I want Home Depot to stop selling plants that have been treated with Neonicotinoids pesticide.

Neonicotinoids pesticide have been linked to the collapse of honey bee populations, that pollinate foods we need to eat. As such Home Depot's selling plants treated with the pesticide amounts to seeking profits above the public good.

Neonicotiniods were used to treat flowers, which will kill bees that visit them, but equally disturbing food bedding plants also have been treated with the Neonicotinoids: squash, tomatoes, eggplants, summer savoury, and even cabbage and leaf lettuce that were treated. Studies have indicated that the Neonicotinoids also effect human health.

Please sign my petition, to tell Home Depot to get plants treated with Neonicotinoidslants out of their garden centers…

We had better get used to relating to people who are neither male nor female. Environmental Issues are increasing their number.Get used to it.
This may be the "solution" to the population problem. Not with a Bang but a whimper. 

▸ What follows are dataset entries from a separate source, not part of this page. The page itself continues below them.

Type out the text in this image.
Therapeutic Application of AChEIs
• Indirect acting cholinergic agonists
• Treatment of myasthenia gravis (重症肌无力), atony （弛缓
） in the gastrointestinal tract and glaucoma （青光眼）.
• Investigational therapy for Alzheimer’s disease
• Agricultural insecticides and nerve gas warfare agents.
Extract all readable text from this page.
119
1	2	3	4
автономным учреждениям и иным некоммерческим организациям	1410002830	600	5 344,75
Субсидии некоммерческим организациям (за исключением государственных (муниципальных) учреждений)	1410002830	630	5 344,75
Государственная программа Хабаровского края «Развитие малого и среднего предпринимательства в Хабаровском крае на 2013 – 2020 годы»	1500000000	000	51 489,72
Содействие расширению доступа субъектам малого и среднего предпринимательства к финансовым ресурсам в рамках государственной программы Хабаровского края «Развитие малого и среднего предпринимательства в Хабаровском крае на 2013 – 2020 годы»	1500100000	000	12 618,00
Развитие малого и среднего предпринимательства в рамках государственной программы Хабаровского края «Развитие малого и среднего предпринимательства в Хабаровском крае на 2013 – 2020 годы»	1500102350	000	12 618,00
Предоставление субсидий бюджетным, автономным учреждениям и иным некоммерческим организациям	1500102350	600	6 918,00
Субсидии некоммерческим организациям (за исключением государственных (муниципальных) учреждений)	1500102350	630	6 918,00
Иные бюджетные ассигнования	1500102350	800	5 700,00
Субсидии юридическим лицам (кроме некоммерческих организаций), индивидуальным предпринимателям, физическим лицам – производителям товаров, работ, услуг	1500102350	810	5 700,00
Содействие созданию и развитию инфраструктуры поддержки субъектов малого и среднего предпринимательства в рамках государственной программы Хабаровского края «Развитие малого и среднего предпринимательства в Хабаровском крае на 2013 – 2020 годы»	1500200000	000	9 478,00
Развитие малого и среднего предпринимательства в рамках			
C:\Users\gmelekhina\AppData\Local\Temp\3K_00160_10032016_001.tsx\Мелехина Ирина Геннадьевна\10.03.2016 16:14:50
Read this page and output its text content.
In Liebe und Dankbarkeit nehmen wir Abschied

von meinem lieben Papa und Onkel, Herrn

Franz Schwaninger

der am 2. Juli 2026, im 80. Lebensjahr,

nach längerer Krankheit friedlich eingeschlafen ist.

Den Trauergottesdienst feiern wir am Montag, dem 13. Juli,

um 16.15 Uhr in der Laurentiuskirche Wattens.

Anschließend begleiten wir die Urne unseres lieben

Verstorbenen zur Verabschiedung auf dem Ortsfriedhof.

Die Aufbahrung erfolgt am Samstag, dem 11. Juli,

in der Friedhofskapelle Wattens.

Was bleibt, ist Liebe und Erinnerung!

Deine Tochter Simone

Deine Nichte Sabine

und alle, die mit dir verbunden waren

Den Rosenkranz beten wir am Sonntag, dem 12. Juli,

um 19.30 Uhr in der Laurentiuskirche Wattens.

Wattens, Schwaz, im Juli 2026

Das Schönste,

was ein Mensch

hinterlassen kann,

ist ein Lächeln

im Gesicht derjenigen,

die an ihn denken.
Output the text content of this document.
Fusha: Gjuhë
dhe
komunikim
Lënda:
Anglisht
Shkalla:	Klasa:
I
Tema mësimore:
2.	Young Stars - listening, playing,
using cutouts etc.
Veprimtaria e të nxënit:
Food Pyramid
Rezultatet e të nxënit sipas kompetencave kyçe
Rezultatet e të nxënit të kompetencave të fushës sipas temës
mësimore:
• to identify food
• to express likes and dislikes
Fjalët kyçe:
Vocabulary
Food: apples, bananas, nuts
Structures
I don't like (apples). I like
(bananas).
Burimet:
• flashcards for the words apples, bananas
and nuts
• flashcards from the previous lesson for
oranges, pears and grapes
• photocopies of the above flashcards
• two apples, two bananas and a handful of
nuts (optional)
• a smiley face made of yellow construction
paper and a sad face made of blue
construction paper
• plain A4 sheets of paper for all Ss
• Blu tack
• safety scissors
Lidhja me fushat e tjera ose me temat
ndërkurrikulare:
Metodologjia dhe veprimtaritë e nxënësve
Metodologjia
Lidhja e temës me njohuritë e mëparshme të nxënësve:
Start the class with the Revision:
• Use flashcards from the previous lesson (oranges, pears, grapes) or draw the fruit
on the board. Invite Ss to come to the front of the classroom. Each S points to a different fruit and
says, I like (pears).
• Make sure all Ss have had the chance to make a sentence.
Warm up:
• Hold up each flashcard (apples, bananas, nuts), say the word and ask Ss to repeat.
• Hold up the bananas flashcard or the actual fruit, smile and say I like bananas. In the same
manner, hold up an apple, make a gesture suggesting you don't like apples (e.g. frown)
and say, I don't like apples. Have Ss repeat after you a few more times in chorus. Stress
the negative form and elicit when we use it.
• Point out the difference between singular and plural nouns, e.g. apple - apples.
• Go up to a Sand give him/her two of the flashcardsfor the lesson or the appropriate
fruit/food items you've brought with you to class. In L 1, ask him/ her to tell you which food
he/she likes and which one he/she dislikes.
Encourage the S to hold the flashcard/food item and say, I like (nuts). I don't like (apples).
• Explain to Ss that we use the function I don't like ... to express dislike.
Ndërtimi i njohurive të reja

https://youtu.be/3TuTj75lD0M

Things have changed since my last post in May, when there were lots of blossoms but no pollinators.  At that time I decided to leave alone all the weeds on my property that bees feed on.  The "lawn" is full of milkweed, fireweed and dandelion and all the cultivated blossoms are now constantly buzzing with various pollinators.  Bumblebees, wild bees, wasps, hummingbirds and even monarch butterflies are all there when I step outside.  I've learned to be amongst them calmly even after I accidentally disturbed an underground nest of little brown wild bees in a new bed and got stung a few times.  The wasp nest over my door did get rebuilt so they are also swooping about.  I will kill them if they start going after me but I enjoy the challenge of coexisting with all the busy little creatures. There is a new understanding of their importance, and heartfelt interest in their wellbeing.  Mason bees and wildflowers next year…
Cheers,

Susan

PS The peach tree did get pollinated and is overloaded with fuzzy green babies.